Falamos aqui de políticas que inibam aglomerações, incentivem o uso de máscaras, controlem as fronteiras e as rodovias e criem um programa de testagem e rastreamento de contatos, algo que não foi implementado até agora no país.

"Enquanto a Austrália faz um monitoramento pesado e tranca todo mundo quando os primeiros casos são detectados num lugar, aqui a gente não faz testes de forma sistemática", compara Albuquerque, que também integra o Laboratório de Imunopatologia Keizo Asami da Universidade Federal de Pernambuco.

Sem essa vigilância munida de informações de diagnóstico, fica complicado saber a real situação da pandemia no país e como isso vai evoluir nas próximas semanas.

E esses cuidados todos, inclusive, deveriam ser pensados não apenas do ponto de vista de nosso território, mas de todo o continente ou dos países com os quais temos contato frequente, defende Albuquerque.

"Durante uma pandemia, um país só está seguro quando a situação também está controlada nos seus vizinhos", raciocina o especialista.

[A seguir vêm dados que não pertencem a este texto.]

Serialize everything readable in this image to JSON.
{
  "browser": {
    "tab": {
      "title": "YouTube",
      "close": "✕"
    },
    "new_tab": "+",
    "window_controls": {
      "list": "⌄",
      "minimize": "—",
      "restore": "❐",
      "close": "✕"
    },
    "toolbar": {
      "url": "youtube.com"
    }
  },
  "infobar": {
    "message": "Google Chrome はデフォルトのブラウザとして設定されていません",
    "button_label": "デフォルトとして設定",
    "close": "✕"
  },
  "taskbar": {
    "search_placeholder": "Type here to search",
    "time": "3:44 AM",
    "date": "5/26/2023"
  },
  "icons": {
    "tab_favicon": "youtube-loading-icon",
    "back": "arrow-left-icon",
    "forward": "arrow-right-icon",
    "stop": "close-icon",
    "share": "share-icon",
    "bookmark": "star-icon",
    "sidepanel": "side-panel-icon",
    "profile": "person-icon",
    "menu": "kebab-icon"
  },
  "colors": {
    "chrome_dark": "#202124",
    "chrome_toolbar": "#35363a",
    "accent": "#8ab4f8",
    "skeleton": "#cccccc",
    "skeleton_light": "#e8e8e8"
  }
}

Do ponto de vista individual, vale seguir respeitando as orientações que minimizam os riscos, como ficar em casa sempre que possível e, ao sair, usar máscara (de preferência, a PFF2 ou a N95), manter uma distância mínima de 1,5 metro de outras pessoas, lavar as mãos com frequência e preferir lugares abertos e bem arejados.

E, claro, quando chegar a sua vez, ir até o posto de saúde para receber a vacina (independentemente do imunizante que estiver disponível) para ficar mais protegido e contribuir para que a pandemia melhore pra valer num futuro próximo.